Parcours d'innovateurs du programme IDEeS : l’innovation canadienne et l’expertise ukrainienne permettent de développer des capacités d’ouverture de brèche dans les champs de mines
Vidéo / Le 18 mars 2026
Transcription
(MK) Le gouvernement ukrainien estime qu’environ 30 % du pays pourrait constituer une zone dangereuse, n’est-ce pas? Cela représente un problème majeur, surtout pour la population civile.
(AF) Notre contribution consiste à fournir un site d’essais fondé sur des décennies d’expertise concernant les menaces, les scénarios possibles et la conception de cibles afin que les résultats soient représentatifs des conditions réelles.
(BU) La lutte moderne contre les mines a énormément évolué. La plupart des pays occidentaux l’ignorent, parce que le concept de lutte traditionnelle contre les mines a pratiquement disparu avec le développement rapide des drones. Il y a donc une hausse des divers dispositifs explosifs de circonstance qui peuvent être largués des drones sur un territoire assez vaste, allant jusqu’à 15 kilomètres à l’arrière. Avec le développement et l’évolution constante des drones, la lutte contre les mines est devenue beaucoup plus dangereuse et compliquée, parce que maintenant, on n’utilise plus seulement des mines ordinaires, mais aussi tout plein de dispositifs explosifs de circonstance qui fonctionnent à l’aide de capteurs magnétiques et de capteurs d’inclinaison, entre autres. Il s’agit de dispositifs explosifs antipersonnel.
(JC) On a à notre disposition un drone commercial qui transporte nos capteurs. On a différents capteurs. En voici un. C’est un radar de pénétration du sol. Il nous permet de voir les objets enterrés. On peut aussi s’en servir pour faire la distinction entre différents types de mines terrestres. Pour l’imagerie de la caméra, on utilise l’IA, un programme d’apprentissage automatique qui détecte automatiquement les mines. On l’a fait lors de notre première journée ici. On a effectué un vol et survolé le champ de mines pendant 10 minutes et on a pu détecter toutes les mines qui se trouvaient à la surface.

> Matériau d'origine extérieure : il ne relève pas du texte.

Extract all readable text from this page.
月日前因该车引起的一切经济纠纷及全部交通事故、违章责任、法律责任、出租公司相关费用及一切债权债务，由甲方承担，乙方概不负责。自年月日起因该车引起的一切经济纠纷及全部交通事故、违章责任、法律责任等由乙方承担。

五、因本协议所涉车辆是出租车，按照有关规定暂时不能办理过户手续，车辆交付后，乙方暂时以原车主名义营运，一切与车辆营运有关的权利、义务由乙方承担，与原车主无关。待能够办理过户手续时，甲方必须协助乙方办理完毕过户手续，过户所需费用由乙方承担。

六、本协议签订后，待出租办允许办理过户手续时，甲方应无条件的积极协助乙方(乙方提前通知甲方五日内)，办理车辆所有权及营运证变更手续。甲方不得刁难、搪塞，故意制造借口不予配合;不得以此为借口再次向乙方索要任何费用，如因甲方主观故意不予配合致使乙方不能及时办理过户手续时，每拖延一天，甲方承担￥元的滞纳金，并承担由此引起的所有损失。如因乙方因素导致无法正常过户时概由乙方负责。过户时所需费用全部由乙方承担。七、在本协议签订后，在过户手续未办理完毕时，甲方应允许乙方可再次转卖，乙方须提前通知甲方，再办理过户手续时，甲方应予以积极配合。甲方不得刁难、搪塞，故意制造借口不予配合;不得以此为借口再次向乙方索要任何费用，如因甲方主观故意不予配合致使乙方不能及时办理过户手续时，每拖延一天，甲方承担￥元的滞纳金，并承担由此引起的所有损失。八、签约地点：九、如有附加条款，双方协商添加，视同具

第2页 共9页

(CK) Quand on a fait les essais à Toronto, l’air était beaucoup plus propre. Il n’y avait pas autant de poussière. Mais lorsqu’on a effectué le vol pour la première fois hier, j’ai constaté qu’il y avait beaucoup d’aérosols. J’ai appris qu’à l’avenir, pour améliorer le système, notamment la portion LiDAR, on doit systématiquement éliminer ces aérosols afin de rendre la technologie plus efficace sur un véritable champ de bataille. C’est le type d’apprentissage qu’on fait sur le terrain. Cela nous met au défi, mais c’est aussi inspirant; ça nous incite à penser aux améliorations qu’on peut apporter.
(JMF) On a une invention : c’est une mousse de polyuréthane à deux composants. Son action consiste à empêcher l’activation mécanique des mines terrestres. On ne fait pas exploser des mines terrestres; on essaie plutôt de désactiver l’actionneur mécanique en ciblant les détonateurs pour les rendre inopérants. Je vais vous donner un exemple. Voici une mine antipersonnel; si on marche dessus, on appuie sur ce bouton. Lorsqu’on y applique notre solution, qui sort sous forme liquide, elle se transforme en mousse très résistante. On peut alors marcher dessus sans problème, sans que ça active le détonateur. La mine est donc rendue inopérante.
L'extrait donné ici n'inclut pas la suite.